Palestinian security officials said that Israeli forces staged a minor incursion into Tulkarem in the immediate aftermath of the blast and seized two men.
In an anonymous phone call to the AFP bureau in Jerusalem, a man claiming to represent Hamas claimed the attack in the name of the radical Islamic group, which also carried out the last attack in Netanya.
"The Islamic Resistance Movement and its al-Qassam military branch claim the martyr operation of Netanya," the caller said, using the militant group's full name.
But Israel said Arafat's Palestinian Authority was to blame for failing to stem such attacks.
"We consider the Authority responsible for this attack since it is doing nothing to prevent terrorist actions," a spokesman for the foreign ministry, Yaffa ben Ari, told AFP.
However, US Vice President Dick Cheney refrained from the harsh criticism of Arafat typical from the White House, which often accuses the Palesitnian leader of failing to fight "terrorism".
Instead, Cheney said Arafat could not control suicide bombers, backed by Iran and Syria, intent on hitting Israel.
"There clearly is a class of bombings that he can't (control), that relates to groups supported for example by Syria and Iran, the Hezbollah and Hamas factions that don't come under his purview," he told US television.
US National Security Advisor Condoleezza Rice also provided political cover.
"No one ever asked Yasser Arafat to get 100 percent results. What has been asked of him is 100 percent effort," Rice told CNN.
The Palestinians moved quickly to preempt any harsh Israeli response.
Arafat said in an Italian television interview that he condemned attacks against Israeli civilians, following the suicide bombing.
And the Palestinian Authority issued its own statement condemning the "terrorist operation" in the Israeli town.

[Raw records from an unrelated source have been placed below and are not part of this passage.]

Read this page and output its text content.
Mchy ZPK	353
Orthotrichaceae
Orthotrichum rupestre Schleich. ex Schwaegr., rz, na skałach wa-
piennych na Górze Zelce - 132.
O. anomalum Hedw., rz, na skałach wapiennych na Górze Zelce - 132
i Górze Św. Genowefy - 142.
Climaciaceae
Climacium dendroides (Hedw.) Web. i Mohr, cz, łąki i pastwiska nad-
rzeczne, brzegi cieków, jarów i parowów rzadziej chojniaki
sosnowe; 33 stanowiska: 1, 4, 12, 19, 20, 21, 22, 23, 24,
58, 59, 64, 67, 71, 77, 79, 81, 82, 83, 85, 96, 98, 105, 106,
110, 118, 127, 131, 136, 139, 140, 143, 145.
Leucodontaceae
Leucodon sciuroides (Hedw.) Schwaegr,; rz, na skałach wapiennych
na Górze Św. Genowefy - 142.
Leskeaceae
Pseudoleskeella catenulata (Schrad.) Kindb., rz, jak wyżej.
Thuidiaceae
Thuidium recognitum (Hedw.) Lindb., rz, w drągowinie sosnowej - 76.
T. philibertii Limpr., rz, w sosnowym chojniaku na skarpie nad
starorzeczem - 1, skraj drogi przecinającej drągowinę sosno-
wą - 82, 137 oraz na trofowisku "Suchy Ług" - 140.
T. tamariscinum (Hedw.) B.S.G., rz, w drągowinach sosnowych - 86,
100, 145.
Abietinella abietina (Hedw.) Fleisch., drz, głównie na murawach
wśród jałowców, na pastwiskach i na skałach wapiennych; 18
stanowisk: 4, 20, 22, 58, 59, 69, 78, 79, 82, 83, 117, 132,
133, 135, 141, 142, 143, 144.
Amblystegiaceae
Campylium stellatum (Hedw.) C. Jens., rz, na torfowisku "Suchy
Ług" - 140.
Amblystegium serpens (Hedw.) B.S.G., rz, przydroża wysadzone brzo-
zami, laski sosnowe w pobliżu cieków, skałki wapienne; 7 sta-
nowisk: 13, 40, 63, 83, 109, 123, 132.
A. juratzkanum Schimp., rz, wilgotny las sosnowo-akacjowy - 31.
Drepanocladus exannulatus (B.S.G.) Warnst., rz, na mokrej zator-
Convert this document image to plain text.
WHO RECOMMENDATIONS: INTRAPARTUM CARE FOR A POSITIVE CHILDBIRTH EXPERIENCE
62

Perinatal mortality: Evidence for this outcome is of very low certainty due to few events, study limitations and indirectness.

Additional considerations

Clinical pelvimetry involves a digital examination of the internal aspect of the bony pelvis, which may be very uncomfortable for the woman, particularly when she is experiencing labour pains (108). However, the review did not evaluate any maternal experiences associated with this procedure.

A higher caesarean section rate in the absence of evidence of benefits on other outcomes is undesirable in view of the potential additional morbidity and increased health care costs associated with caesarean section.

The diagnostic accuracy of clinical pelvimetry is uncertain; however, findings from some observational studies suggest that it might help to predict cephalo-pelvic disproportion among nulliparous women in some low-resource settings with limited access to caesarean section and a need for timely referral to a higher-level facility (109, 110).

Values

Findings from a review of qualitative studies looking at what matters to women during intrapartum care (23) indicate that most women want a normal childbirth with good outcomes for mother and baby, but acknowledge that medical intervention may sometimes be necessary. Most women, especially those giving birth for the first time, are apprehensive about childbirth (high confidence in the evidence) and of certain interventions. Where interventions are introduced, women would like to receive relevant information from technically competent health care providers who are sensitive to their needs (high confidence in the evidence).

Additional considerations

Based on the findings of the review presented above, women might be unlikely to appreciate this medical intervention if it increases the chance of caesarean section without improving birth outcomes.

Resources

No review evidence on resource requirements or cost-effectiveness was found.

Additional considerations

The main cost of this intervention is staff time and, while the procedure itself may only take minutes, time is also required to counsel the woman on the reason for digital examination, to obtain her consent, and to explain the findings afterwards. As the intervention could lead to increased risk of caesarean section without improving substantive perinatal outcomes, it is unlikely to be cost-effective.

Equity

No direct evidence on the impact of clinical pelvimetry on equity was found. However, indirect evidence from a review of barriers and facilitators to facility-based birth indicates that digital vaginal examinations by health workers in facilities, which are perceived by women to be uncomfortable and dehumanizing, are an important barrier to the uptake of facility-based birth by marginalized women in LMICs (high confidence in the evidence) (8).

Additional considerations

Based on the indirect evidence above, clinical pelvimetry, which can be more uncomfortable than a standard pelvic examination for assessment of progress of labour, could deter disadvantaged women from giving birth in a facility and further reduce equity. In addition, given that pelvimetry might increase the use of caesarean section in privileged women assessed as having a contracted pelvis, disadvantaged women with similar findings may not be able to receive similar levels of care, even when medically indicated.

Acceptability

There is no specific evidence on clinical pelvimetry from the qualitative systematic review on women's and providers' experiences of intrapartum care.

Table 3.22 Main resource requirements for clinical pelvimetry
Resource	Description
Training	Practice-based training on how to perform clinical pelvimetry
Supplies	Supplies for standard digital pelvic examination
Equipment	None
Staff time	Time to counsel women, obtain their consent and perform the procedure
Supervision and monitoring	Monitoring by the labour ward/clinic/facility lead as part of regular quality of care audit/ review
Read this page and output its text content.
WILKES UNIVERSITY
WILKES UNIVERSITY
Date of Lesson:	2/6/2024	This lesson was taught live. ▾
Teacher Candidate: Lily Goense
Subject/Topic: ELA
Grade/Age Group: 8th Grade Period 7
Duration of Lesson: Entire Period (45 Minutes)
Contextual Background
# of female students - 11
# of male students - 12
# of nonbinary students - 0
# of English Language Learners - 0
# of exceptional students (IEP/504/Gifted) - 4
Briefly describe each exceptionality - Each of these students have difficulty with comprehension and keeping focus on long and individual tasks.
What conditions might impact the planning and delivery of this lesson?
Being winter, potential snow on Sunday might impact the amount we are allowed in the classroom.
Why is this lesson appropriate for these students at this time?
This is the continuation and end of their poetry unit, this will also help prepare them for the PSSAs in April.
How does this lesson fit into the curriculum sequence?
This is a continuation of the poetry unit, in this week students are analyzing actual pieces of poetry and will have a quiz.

"To attack civilians in this way goes against the decisions of the Palestinian Authority and labels our people with accusations of terrorism while they are struggling to recover their rights and shake off the racist occupation and settlements," it said.
After the last suicide bombing in Rishon Letsion 12 days ago, Israel had been poised to launch a major offensive into the Gaza Strip to tackle Hamas in its traditional bastion, which was untouched by the massive operation in the West Bank launched on March 29.
Israel stood down its troops amid US and international pressure, but reserved the right to launch more targetted strikes if Hamas made good on its pledge to carry on attacks which it says are aimed at ending Israeli occupation of Palestinian land.
The bombing came as the Palestinian Authority contemplated an array of reforms to root out corruption and inefficiency and in particular to streamline its sprawling security services which have been unable to halt suicide attacks.
The West Bank offensive, which lasted the whole of April, shook the Authority to its foundations.
Arafat said last week he would undertake a major reform programme, although Israel discounted such pledges as empty, and said there would be no new talks until Arafat followed through.
Palestinian information minister Yasser Abed Rabbo said Sunday there could be no elections until Israel lifted its "apartheid" system in the West Bank with severely hinders free movement.
Arafat could meet with his elections committee Wednesday, if Israel allows members to travel from the Gaza Strip to the West Bank.
Sunday's committee meeting of West Bank members was said to be reviewing the effects of travel restrictions on any potential vote.